Devido a sua personalidade forte e por ser uma pessoa não binária, ela não poderia se expressar de outra maneira, senão, da forma como o faz. Com 1,83m de altura, barba por fazer, cabelo nos ombros, camisa meia estação preta e saia que contrasta bem com seus olhos castanhos, ela atrai olhares. “Algumas pessoas elogiam como eu me visto, normalmente mulheres, os boys (homens) ficam em choque”, conta ela, que chegou até a ser agredido em local público.

PODCAST – ITALO CONTA MOMENTO DE AGRESSÃO SOFRIDA E COM TEM ENFRENTADO O PRECONCEITO

A partir de uma moradia pequena na capital São Paulo, é que ela diz ter adquirido referência suficiente para definir a maneira que se vestiria.
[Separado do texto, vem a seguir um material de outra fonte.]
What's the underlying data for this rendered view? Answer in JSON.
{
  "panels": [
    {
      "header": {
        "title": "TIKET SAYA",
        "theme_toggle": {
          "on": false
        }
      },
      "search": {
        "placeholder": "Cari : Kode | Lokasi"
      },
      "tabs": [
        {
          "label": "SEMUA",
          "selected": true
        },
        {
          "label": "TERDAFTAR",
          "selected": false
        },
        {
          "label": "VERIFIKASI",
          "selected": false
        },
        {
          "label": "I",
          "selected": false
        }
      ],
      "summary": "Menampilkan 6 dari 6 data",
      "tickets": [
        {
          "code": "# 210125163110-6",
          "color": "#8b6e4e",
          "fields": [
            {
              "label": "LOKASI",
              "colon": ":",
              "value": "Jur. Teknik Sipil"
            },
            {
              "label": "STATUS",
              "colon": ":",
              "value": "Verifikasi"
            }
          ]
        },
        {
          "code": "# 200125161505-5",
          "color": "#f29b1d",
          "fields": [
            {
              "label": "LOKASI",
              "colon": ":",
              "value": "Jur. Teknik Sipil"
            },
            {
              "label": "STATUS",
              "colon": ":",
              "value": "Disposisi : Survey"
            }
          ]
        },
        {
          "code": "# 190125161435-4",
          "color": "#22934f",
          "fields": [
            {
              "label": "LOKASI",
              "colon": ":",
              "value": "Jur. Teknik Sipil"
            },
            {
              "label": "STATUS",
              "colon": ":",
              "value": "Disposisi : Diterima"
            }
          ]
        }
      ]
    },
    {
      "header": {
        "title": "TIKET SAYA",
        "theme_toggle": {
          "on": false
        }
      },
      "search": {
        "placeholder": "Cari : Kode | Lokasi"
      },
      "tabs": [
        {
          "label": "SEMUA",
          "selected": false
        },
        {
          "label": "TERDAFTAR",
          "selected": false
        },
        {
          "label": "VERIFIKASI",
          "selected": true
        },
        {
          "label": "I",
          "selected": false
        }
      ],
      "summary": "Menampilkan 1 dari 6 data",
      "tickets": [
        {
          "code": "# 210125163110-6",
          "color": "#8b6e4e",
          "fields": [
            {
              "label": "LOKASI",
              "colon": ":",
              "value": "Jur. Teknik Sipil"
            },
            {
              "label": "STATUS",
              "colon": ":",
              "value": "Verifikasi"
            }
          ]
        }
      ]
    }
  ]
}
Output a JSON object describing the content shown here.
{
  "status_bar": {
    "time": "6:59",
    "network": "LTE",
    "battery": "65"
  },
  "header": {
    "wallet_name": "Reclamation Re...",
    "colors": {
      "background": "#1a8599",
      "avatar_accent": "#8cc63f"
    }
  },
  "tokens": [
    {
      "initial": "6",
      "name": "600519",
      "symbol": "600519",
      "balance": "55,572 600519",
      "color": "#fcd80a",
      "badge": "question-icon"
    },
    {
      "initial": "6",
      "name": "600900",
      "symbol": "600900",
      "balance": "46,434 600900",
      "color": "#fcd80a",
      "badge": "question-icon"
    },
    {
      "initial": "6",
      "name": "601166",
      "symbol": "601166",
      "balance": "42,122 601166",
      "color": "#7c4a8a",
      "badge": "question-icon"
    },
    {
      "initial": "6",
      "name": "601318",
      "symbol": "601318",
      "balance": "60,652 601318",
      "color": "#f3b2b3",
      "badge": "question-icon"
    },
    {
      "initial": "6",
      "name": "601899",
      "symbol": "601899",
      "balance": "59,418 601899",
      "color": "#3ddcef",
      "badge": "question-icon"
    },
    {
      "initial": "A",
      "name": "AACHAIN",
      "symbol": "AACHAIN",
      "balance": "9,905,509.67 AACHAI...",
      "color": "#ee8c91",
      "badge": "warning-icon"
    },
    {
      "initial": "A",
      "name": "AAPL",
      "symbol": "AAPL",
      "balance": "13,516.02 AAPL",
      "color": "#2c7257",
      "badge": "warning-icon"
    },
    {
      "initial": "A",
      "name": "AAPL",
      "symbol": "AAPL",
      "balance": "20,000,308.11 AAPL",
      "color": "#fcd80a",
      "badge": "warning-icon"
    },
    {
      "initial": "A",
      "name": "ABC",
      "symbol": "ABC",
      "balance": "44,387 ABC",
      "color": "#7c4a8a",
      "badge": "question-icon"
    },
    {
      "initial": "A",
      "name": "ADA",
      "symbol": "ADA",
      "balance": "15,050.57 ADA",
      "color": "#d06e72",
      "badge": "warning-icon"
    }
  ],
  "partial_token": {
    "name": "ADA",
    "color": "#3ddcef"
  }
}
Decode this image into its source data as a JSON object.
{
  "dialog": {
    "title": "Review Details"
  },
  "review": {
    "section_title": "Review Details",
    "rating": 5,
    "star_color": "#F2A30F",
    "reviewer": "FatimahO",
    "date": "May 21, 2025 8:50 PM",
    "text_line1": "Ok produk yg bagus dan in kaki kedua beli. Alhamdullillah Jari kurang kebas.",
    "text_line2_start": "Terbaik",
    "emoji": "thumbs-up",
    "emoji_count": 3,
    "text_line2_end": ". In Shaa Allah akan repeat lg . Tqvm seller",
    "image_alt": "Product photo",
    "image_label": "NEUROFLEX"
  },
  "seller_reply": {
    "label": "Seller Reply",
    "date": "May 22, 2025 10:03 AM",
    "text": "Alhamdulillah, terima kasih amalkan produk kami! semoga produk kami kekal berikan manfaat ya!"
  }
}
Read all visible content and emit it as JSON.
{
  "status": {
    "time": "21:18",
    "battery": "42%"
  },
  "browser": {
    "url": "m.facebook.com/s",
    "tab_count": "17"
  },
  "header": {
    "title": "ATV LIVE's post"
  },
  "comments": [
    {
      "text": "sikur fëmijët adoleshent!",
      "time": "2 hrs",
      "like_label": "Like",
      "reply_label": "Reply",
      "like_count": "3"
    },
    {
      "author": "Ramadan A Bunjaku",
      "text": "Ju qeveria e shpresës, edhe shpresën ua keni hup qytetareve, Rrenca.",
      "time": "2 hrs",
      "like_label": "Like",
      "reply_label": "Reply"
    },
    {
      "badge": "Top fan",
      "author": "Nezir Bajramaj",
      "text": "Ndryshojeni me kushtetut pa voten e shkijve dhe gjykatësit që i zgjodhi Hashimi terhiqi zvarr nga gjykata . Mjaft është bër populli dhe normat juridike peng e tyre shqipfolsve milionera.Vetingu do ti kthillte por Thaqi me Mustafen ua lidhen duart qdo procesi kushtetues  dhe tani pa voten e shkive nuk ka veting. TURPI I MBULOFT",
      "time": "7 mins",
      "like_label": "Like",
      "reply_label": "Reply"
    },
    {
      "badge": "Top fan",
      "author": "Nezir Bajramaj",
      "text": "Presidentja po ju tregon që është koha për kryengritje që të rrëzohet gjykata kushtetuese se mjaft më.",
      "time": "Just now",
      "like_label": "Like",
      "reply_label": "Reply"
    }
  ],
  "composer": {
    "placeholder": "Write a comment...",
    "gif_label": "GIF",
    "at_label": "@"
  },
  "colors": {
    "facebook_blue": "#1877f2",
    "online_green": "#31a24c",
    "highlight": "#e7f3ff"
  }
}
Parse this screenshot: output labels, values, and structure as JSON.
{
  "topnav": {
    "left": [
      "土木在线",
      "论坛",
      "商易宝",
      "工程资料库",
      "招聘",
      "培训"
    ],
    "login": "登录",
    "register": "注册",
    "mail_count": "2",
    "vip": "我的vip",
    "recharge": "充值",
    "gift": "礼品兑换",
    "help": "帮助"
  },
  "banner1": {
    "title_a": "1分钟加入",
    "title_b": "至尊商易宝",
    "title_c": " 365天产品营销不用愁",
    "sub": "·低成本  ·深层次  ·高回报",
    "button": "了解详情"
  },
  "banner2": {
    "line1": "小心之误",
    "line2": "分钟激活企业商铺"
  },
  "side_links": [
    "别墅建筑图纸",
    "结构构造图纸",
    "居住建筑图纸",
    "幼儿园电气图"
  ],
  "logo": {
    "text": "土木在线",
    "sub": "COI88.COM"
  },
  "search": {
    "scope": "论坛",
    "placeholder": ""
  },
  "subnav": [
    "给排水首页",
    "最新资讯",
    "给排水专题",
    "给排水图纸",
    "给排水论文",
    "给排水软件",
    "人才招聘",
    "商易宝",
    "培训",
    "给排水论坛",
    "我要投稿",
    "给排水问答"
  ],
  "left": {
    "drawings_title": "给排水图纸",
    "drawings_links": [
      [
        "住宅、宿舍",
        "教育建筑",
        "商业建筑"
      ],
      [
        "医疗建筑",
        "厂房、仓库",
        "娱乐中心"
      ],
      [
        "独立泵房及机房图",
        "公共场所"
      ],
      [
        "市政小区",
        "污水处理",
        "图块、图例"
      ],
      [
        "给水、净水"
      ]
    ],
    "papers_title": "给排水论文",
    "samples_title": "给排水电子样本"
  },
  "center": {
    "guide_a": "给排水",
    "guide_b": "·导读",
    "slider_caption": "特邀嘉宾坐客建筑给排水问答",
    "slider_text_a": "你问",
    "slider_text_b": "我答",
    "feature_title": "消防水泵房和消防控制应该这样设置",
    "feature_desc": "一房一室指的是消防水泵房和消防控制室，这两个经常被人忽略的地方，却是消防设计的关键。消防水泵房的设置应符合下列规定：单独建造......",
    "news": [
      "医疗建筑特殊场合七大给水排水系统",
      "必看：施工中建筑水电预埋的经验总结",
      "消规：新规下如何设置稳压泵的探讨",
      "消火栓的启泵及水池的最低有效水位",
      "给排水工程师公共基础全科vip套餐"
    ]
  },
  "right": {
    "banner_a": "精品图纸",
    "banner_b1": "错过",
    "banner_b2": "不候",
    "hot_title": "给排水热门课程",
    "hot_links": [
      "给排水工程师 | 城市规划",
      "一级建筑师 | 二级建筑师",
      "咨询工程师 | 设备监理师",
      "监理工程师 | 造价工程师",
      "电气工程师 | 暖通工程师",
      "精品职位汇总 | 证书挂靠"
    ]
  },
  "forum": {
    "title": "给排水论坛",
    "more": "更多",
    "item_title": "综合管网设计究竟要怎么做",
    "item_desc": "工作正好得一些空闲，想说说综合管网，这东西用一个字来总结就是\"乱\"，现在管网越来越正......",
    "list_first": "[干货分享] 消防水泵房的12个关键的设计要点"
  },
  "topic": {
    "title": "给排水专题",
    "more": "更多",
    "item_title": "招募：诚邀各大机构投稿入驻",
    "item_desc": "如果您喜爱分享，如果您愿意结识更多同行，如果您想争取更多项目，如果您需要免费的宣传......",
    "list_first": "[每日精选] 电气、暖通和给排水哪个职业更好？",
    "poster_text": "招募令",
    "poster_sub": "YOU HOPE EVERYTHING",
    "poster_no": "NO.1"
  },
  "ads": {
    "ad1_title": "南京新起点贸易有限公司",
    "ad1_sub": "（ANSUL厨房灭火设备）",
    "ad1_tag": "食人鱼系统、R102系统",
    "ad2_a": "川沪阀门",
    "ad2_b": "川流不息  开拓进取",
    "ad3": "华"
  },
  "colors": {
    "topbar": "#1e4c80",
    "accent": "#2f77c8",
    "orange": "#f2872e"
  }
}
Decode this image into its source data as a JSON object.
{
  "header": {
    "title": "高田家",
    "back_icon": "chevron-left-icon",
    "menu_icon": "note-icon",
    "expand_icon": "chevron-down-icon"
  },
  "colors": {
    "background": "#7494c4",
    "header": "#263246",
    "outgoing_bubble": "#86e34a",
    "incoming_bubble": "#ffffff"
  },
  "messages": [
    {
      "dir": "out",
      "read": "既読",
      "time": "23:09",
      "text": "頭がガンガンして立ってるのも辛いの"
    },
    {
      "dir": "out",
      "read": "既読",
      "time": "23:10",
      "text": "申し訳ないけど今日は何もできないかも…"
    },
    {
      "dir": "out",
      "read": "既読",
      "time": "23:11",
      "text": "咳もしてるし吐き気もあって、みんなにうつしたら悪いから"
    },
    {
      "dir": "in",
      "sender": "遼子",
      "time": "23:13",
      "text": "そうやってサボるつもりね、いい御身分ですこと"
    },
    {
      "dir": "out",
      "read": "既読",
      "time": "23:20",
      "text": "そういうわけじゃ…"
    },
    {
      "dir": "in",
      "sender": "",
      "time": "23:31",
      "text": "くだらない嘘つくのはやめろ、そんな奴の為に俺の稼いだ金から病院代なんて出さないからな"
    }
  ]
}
Nascida em uma cidade pequena, ela não havia vivenciado o universo das pessoas trans (pessoas que não se identificam com o gênero que lhes foi atribuído ao nascimento), mas foi na metrópole paulista que pode se conhecer melhor, “as roupas que uso são mais uma questão de identidade de gênero e não moda”, afirma.

Claro que as vestimentas de Italo causam reações das mais adversas possíveis na sociedade, “as pessoas ficam em pavor ao ver uma pessoa de barba e cheia de pelos vestindo roupas ditas ‘femininas'”. Ela conta que muitas vezes tem preguiça de sair de casa, pois quer ser apenas quem é, mas é sempre uma luta “me marginalizam de um jeito, que parece que estou fazendo algo errado.

Hoje, ela vê suas vestes como um ato político. “Me visto assim  por identidade, pelo conforto, como uma afirmação, pelo enfrentamento”. E ainda reforça que apesar de as pessoas estarem se empoderando e assumindo quem realmente são, ainda há aqueles que são normativos ao extremo, “tem medo de passar um batom verde, medo de sair de paetê à tarde”. Ela diz ainda que não tem uma relação afetiva porque não conseguem sustentar quem é, e até mesmo no meio social ao qual pertence, é vista como “algo agressivo, eles têm medo e preconceito”.  Porém, Italo entende que que o processo de criar coragem para florescer seja demorado e difícil, mas espera que “isso se multiplique e que cada vez mais as pessoas não aceitem o que é colocado como regra normativa”.